Private sector added 291,000 jobs in January, says ADP
Private sector employers added 291,000 jobs in January, according to payroll giant ADP, in a strong showing for the economy, despite fears of the coronavirus.
Small businesses accounted for 94,000 of the jobs added last month, including 26,000 at businesses with between one and 19 employees, and 68,000 at businesses with between 20 and 49 employees. Midsize businesses with between 50 and 499 employees gained 128,000 jobs in January. Large businesses added 69,000 jobs, including 27,000 at organizations with between 500 and 999 employees, and 42,000 at companies with 1,000 employees or more.
The service-providing sector added 237,000 private sector jobs last month, including 49,000 in professional and business services such as accounting and tax preparation. The goods-producing sector added 54,000 jobs. Franchises added 45,100 jobs.
"The labor market experienced expanded payrolls in January," said Ahu Yildirmaz, vice president and co-head of the ADP Research Institute, in a statement. "Goods producers added jobs, particularly in construction and manufacturing, while service providers experienced a large gain, led by leisure and hospitality. Job creation was strong among midsized companies, though small companies enjoyed the strongest performance in the last 18 months."
Mark Zandi, chief economist at Moody’s Analytics, which compiles the monthly national employment report with ADP, predicted that the U.S. Bureau of Labor Statistics will have a significantly downward benchmark revision of about 500,000 jobs lower than the last benchmark revision in March 2019 when it comes out with its jobs report Friday.
“That will reflect the trajectory of job growth after that,” he said during a conference call with reporters Wednesday. “I think we will get a much better sense of how the economy has been doing over the past couple of years and how it’s doing now. My sense is that after accounting for the revisions and all the other factors that are affecting the data on a temporary basis, underlying job growth is about 150,000 jobs, which is good. It’s about the pace of job growth necessary at this time to absorb the growth in the number of people coming into the workforce. On the high side, the job market is strong and tight. Wage growth has picked up, and there are more job opportunities, so we’re seeing more people that had been on the fringes of the labor force disenfranchised, coming back. In fact, a lot of the labor force growth in recent months has been with formerly disabled workers, which is unusual. It goes to the strength of the labor market, but it’s also obviously a very positive thing. Generally when people go into the Social Security disability program, they don’t go out, given the incentives. That won’t go on forever, and the labor force growth will slow and take job growth with it eventually.”

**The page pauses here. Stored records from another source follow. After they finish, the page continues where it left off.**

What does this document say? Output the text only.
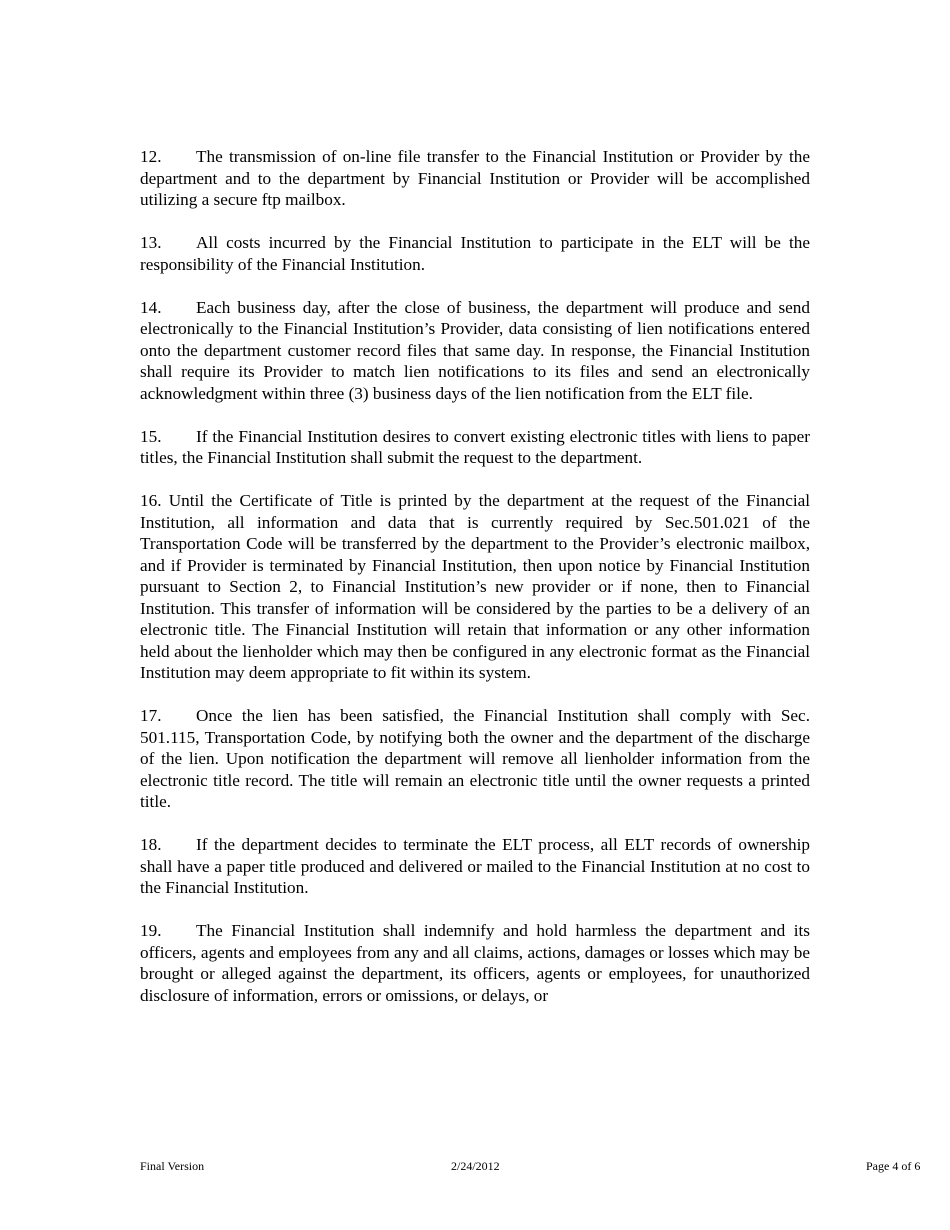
12. The transmission of on-line file transfer to the Financial Institution or Provider by the department and to the department by Financial Institution or Provider will be accomplished utilizing a secure ftp mailbox.

13. All costs incurred by the Financial Institution to participate in the ELT will be the responsibility of the Financial Institution.

14. Each business day, after the close of business, the department will produce and send electronically to the Financial Institution’s Provider, data consisting of lien notifications entered onto the department customer record files that same day. In response, the Financial Institution shall require its Provider to match lien notifications to its files and send an electronically acknowledgment within three (3) business days of the lien notification from the ELT file.

15. If the Financial Institution desires to convert existing electronic titles with liens to paper titles, the Financial Institution shall submit the request to the department.

16. Until the Certificate of Title is printed by the department at the request of the Financial Institution, all information and data that is currently required by Sec.501.021 of the Transportation Code will be transferred by the department to the Provider’s electronic mailbox, and if Provider is terminated by Financial Institution, then upon notice by Financial Institution pursuant to Section 2, to Financial Institution’s new provider or if none, then to Financial Institution. This transfer of information will be considered by the parties to be a delivery of an electronic title. The Financial Institution will retain that information or any other information held about the lienholder which may then be configured in any electronic format as the Financial Institution may deem appropriate to fit within its system.

17. Once the lien has been satisfied, the Financial Institution shall comply with Sec. 501.115, Transportation Code, by notifying both the owner and the department of the discharge of the lien. Upon notification the department will remove all lienholder information from the electronic title record. The title will remain an electronic title until the owner requests a printed title.

18. If the department decides to terminate the ELT process, all ELT records of ownership shall have a paper title produced and delivered or mailed to the Financial Institution at no cost to the Financial Institution.

19. The Financial Institution shall indemnify and hold harmless the department and its officers, agents and employees from any and all claims, actions, damages or losses which may be brought or alleged against the department, its officers, agents or employees, for unauthorized disclosure of information, errors or omissions, or delays, or

Final Version	2/24/2012	Page 4 of 6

There are some headwinds facing the economy, such as the problems at Boeing and its 737 Max airline, which has been hitting the manufacturing sector. The growing fears about the coronavirus are also affecting trade with China. The travel restrictions on Chinese visitors to the U.S. are likely to have an impact on the leisure and hospitality industry and the retail sector.

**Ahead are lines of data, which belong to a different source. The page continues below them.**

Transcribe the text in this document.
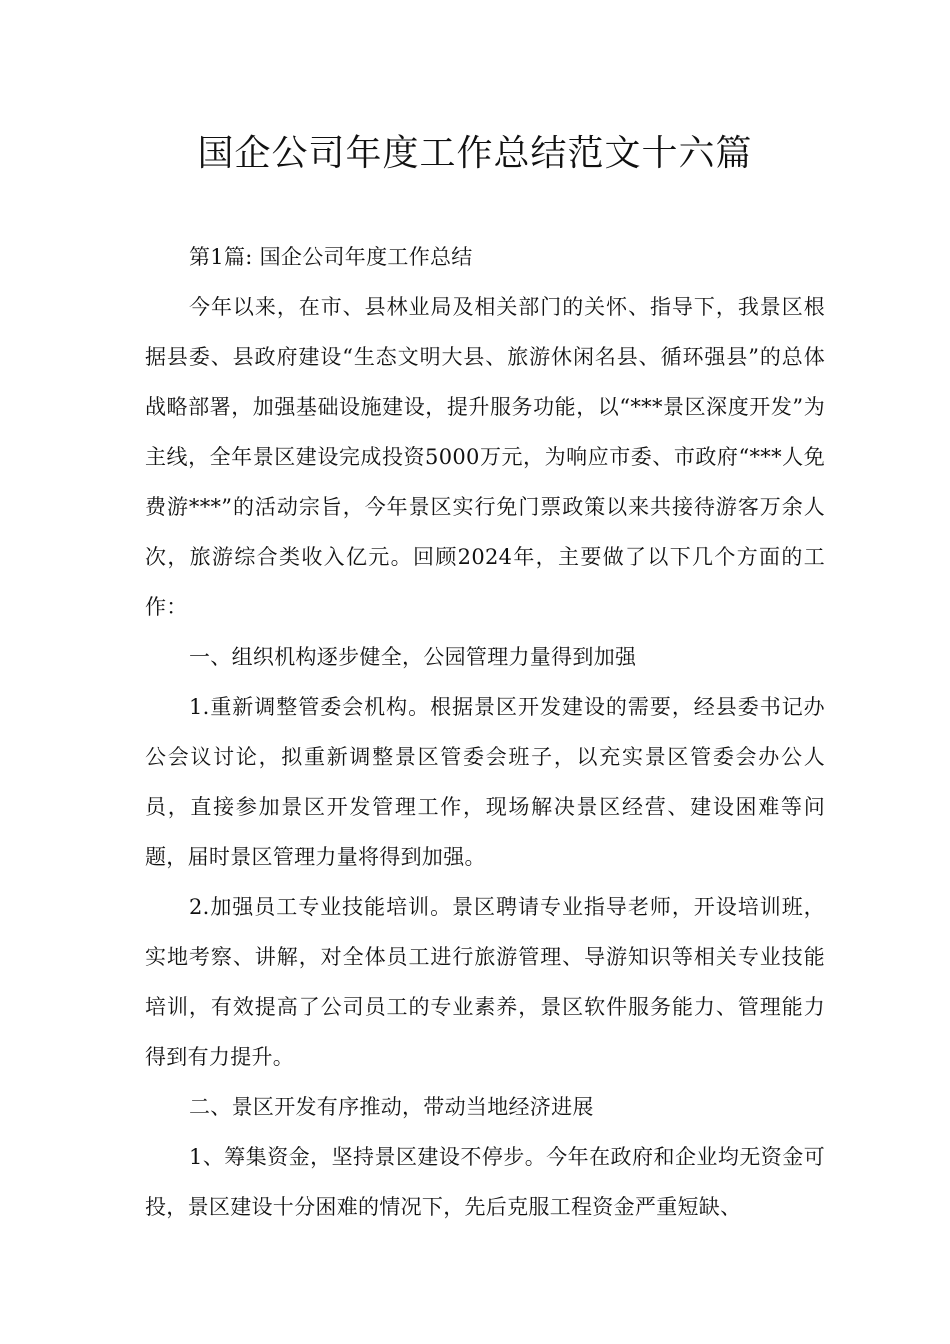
国企公司年度工作总结范文十六篇

第1篇: 国企公司年度工作总结

今年以来，在市、县林业局及相关部门的关怀、指导下，我景区根据县委、县政府建设“生态文明大县、旅游休闲名县、循环强县”的总体战略部署，加强基础设施建设，提升服务功能，以“***景区深度开发”为主线，全年景区建设完成投资5000万元，为响应市委、市政府“***人免费游***”的活动宗旨，今年景区实行免门票政策以来共接待游客万余人次，旅游综合类收入亿元。回顾2024年，主要做了以下几个方面的工作：

一、组织机构逐步健全，公园管理力量得到加强

1.重新调整管委会机构。根据景区开发建设的需要，经县委书记办公会议讨论，拟重新调整景区管委会班子，以充实景区管委会办公人员，直接参加景区开发管理工作，现场解决景区经营、建设困难等问题，届时景区管理力量将得到加强。

2.加强员工专业技能培训。景区聘请专业指导老师，开设培训班，实地考察、讲解，对全体员工进行旅游管理、导游知识等相关专业技能培训，有效提高了公司员工的专业素养，景区软件服务能力、管理能力得到有力提升。

二、景区开发有序推动，带动当地经济进展

1、筹集资金，坚持景区建设不停步。今年在政府和企业均无资金可投，景区建设十分困难的情况下，先后克服工程资金严重短缺、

“Right now the U.S. stock market has been up and down and all around, but it seems to be digesting this reasonably well,” said Zandi. “But there’s a lot of script to be written here and it clearly needs to be watched. That’s a wildcard. The bottom line is the virus is going to shave probably two or four tenths of a percent off of GDP in Q1. That’s where the impact on the job market might be most significant. That goes to leisure and hospitality and retailing and those are industries that employ a lot of people.”